True Story

Carl Schurz – deutsches Drama aus dem Jahr 1968.

Der Film beruht auf dem Leben von Carl Schurz (1829-1906), einem deutschen Revolutionär, der in die Vereinigten Staaten auswandert und von 1877 bis 1881 unter dem Präsidenten Rutherford B. Hayes (1822-1893) Innenminister der Vereinigten Staaten wurde.

Carl Christian Schurz wurde am 2. März 1829 in Liblar, Preußische Rheinprovinz, geboren. Ab 1848 studiert er Philologie und Geschichte an der Universität Bonn. Während der Märzrevolution nahm er am 10. Mai 1849 am Sturm auf das Siegburger Zeughaus teil. Carl Schurz hatte sich der demokratischen Bewegung angeschlossen, wurde verhaftet und konnte entkommen. In Berlin befreit er seinen früheren Professor Gottfried Kinkel (1815-1882).

Carl Schurz muss erneut fliehen und lebt bis 1852 in London. 1852 heiratet er Margarethe Meyer (1833-1876) und wandert mit seiner Ehefrau in die Vereinigten Staaten aus.

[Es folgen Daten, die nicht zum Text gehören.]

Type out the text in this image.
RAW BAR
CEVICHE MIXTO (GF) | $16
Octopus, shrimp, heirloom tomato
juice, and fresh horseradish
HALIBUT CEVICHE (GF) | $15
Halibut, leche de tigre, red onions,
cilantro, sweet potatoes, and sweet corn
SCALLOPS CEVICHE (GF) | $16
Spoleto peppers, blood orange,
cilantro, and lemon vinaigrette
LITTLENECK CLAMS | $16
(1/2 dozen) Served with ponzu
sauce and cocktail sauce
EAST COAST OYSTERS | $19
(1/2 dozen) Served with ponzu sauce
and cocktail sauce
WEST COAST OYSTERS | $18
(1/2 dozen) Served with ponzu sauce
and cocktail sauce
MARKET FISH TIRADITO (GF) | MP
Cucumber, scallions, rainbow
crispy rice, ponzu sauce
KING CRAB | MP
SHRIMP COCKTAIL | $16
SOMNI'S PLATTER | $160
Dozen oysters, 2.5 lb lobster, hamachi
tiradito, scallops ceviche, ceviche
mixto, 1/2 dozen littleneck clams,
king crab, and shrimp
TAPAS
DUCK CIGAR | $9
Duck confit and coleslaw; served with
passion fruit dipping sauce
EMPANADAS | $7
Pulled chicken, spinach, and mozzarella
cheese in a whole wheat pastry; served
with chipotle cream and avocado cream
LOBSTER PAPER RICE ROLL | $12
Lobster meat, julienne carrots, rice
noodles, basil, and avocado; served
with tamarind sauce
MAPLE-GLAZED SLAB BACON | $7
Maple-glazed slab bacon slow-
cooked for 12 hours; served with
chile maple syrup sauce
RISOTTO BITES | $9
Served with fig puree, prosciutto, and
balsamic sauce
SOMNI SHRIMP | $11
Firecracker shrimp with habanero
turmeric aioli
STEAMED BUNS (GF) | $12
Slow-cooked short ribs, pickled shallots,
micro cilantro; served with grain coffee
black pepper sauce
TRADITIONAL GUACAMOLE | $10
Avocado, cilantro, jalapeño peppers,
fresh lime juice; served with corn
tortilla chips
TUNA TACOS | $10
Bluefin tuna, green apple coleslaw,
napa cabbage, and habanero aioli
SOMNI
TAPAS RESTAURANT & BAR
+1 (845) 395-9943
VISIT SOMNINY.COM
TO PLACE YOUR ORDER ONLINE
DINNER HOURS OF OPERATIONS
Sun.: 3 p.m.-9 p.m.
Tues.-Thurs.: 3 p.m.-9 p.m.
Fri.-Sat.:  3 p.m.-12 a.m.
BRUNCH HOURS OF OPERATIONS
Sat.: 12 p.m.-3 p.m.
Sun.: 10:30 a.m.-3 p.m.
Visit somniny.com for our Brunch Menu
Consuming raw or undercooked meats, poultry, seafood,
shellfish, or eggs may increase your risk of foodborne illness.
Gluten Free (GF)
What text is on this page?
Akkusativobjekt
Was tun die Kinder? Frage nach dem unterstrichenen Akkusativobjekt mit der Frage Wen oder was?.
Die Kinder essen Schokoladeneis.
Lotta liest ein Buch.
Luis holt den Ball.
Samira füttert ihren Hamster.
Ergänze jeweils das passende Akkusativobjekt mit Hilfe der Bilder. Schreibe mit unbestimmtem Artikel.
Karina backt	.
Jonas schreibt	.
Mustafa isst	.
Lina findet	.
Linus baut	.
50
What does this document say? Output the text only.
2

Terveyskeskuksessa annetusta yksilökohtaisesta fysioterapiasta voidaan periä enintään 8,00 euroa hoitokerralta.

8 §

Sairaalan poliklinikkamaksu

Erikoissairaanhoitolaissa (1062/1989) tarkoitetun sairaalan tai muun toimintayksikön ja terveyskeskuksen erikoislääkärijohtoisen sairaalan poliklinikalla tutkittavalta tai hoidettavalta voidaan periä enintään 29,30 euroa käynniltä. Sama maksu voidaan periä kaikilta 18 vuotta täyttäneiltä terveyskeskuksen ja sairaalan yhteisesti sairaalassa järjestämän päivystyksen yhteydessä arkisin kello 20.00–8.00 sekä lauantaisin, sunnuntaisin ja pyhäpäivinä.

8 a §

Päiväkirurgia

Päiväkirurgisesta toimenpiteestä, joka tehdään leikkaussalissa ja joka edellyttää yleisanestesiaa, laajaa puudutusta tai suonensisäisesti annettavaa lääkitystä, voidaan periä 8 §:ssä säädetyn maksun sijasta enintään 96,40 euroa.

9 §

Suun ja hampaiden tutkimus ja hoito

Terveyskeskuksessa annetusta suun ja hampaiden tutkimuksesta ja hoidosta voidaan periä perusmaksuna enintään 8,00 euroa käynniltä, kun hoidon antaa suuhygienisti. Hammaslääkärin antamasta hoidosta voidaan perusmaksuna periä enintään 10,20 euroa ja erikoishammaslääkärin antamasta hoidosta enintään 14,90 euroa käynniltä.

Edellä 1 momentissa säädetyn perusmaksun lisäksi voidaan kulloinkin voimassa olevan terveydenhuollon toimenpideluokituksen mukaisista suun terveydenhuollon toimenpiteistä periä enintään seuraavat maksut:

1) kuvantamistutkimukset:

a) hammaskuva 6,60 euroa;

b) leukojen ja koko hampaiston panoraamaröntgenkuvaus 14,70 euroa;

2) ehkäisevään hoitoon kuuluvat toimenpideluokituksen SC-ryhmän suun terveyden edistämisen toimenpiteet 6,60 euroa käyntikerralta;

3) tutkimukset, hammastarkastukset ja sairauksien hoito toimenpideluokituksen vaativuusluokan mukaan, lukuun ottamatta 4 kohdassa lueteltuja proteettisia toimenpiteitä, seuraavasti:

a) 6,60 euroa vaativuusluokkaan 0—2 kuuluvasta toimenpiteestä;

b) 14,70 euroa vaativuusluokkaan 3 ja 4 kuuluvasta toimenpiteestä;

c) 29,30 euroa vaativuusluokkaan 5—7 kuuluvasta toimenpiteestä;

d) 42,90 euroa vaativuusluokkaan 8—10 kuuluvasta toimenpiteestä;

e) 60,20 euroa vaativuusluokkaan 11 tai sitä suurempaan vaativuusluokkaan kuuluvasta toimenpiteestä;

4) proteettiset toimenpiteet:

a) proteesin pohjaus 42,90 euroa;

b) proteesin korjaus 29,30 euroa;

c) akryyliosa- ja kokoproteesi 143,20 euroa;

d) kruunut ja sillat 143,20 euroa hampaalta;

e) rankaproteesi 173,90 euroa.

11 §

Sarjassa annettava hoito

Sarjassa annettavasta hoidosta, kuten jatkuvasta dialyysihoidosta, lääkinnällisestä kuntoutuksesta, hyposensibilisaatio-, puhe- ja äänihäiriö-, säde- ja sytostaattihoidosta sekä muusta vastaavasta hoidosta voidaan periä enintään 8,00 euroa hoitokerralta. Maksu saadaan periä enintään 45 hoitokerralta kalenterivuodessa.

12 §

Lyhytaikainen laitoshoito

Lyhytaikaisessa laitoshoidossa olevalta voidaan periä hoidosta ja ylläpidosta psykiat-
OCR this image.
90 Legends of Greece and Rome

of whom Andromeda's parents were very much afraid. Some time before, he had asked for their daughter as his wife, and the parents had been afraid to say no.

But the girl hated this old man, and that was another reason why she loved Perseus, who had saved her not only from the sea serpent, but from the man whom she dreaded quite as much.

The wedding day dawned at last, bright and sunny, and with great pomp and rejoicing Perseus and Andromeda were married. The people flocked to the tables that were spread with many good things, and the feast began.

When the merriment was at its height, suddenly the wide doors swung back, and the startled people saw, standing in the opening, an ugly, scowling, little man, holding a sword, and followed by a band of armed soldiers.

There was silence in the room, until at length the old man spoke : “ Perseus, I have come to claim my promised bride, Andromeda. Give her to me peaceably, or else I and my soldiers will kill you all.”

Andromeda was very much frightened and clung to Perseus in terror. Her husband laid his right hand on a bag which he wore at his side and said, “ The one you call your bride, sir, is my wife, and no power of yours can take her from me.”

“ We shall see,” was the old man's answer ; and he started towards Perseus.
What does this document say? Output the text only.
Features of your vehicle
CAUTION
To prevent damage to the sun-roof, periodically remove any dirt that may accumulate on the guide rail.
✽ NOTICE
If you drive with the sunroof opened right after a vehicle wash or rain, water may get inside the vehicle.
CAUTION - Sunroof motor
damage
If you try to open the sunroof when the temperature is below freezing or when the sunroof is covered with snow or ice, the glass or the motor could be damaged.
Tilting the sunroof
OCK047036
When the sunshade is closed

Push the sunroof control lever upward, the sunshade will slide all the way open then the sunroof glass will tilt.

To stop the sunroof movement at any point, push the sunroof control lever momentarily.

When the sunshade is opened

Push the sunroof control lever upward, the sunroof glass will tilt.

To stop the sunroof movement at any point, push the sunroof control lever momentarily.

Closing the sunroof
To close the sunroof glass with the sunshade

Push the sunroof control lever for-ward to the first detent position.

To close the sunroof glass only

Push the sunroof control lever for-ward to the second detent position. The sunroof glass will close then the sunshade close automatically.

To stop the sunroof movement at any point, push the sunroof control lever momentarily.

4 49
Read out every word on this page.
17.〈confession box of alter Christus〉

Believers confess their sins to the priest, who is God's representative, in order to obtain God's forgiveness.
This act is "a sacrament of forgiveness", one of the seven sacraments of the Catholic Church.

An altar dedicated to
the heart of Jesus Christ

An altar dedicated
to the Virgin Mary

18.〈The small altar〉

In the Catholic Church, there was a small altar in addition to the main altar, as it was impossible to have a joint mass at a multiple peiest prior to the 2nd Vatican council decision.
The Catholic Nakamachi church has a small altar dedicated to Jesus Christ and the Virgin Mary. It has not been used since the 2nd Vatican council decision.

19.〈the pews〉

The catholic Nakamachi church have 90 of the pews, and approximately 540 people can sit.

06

Hier ist Carl Schurz zunächst als Publizist und Rechtsanwalt tätig, bevor seine politische Karriere begann. Als Gegner der Sklaverei schließt er sich der Republikanischen Partei an. Ab 1862 dient er als Brigadegeneral und später als Generalmajor in der Armee der Nordstaaten. Nach dem Sieg der Nordstaaten widmet er sich ganz der Politik.

Seine Ehefrau Margarethe Meyer-Schurz hatte 1856 den ersten deutschsprachigen und zugleich ersten Kindergarten der Vereinigten Staaten eröffnet. Das Paar hatte selbst fünf Kinder. 1877 wurde Carl Schurz als Innenminister der Vereinigten Staaten ernannt. Bis zu seinem Tod engagierte er sich in der Politik.

1898 gründet er gemeinsam mit Mark Twain (1835-1901), William James (1842-1910) und George S. Boutwell (1818-1905) die American Anti-Imperial League, diese sich gegen die Kriege einsetzte. Seine Ehefrau war bereits am 15. März 1876 an Kindbettfieber verstorben. Carl Schurz starb am 14. Mai 1906 in New York.